Het totaalrendement als maatstaf
Het zou niet slecht zijn mocht de wetgever zich baseren op het totaalrendement in plaats van op het verbrandingsrendement, berekend op Hi, vindt verwarmingsspecialist Patrik De Paep. “Als je je baseert op het totaalrendement, kan je veel beter vergelijken tussen de verschillende brandstoffen. Bij aardgas wordt er bijvoorbeeld zeer veel waterdamp aangemaakt. Als je die niet condenseert, raak je 11 procent van je warmte kwijt. Bij gasolie is dat ‘maar’ 6 procent. Door het totaalrendement te nemen als maatstaf, word je dus afgestraft als je de vrijgekomen waterdamp niet condenseert. Nu is dat niet het geval en kan je bij wijze van spreken 10 procent van je warmte door de afvoer jagen en toch een goed verbrandingsrendement halen.”
Roet
Bij een stooktoestel gevoed met vloeibare brandstof wordt ook het roetgehalte bepaald. Te veel roet betekent een slecht lucht-brandstofmengsel of dat er niet wordt voldaan aan de randvoorwaarden, bijvoorbeeld door een te lage vlamtemperatuur.

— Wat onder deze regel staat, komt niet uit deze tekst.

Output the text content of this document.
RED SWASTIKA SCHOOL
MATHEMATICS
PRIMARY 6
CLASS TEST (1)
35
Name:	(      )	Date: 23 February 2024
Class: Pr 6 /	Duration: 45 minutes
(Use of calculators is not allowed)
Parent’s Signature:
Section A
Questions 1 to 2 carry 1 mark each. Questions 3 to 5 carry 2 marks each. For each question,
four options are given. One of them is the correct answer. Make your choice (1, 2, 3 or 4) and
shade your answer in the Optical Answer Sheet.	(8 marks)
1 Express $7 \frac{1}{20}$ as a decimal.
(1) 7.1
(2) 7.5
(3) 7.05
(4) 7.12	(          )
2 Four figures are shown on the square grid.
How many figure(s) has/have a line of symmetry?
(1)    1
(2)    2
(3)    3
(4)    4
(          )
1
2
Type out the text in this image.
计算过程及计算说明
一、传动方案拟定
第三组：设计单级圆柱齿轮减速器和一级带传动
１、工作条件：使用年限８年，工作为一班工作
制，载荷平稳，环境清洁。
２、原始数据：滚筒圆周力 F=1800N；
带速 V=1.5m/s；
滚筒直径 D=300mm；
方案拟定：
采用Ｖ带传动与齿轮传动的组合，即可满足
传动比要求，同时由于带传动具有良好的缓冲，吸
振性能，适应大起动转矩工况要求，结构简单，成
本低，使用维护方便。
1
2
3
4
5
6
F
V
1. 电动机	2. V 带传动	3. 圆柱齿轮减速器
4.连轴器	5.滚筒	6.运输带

GEGEVENS BIJHOUDEN VOOR TRENDANALYSE
Het is zinvol om de meetwaarden bij te houden en zo aan trendanalyse te doen. De waarden die het belangrijkst zijn om bij te houden, zijn de CO- en de CO₂- of lambda-waarde (luchtovermaat). Bij een niet-regelbaar stooktoestel kan die laatste waarde niet aangepast worden, maar een ketel is al snel vijftien jaar oud is vooraleer die waarde 'problematisch' wordt.
Er zijn verschillende manieren om de meetwaarden bij te houden. Eén manier is om alles digitaal op te slaan. Sinds 2007 bent u verplicht om elektronisch te meten, dus dan is het logisch om ook de attesten bij te houden in een digitale omgeving.
Het is evenwel belangrijk om een duurzame klantrelatie op te bouwen. Een klant die telkens een technicus van een ander bedrijf over de vloer laat komen, schiet zichzelf in de voet, omdat er logischerwijs geen trendanalyse kan plaatsvinden. Als u van elke klant minutieus de meetresultaten bijhoudt - en eventueel meegeeft met de onderhoudstechnicus, kan dat uiteraard wel.
De trendanalyse is, gezien de onnauwkeurigheid waarmee je een waarde kunt meten, eerder bedoeld om het verouderingsproces van het stooktoestel in het oog te houden. Het is niet zo dat u op basis van de evolutie van sommige waarden kunt voorspellen of en waar er problemen zullen opduiken.
Als het onderhoud steeds correct wordt uitgevoerd, zullen de meeste waarden progressief opschuiven. Als de getallen min of meer stabiel blijven, kunt u voorzichtig concluderen dat het onderhoud goed is uitgevoerd.
Grote sprongen mag u evenwel niet accepteren; dan is het onderhoud niet goed uitgevoerd. Opgelet: het is niet omdat de CO-waarde constant blijft dat het verwarmingstoestel perfect is onderhouden. Een meting op een stooktoestel dat de eerste vijf jaar bijvoorbeeld niet werd onderhouden, kan perfect een stabiele CO-waarde opleveren. Als de waarde opeens spectaculair de lucht inschiet, is, het kwaad meestal al geschied.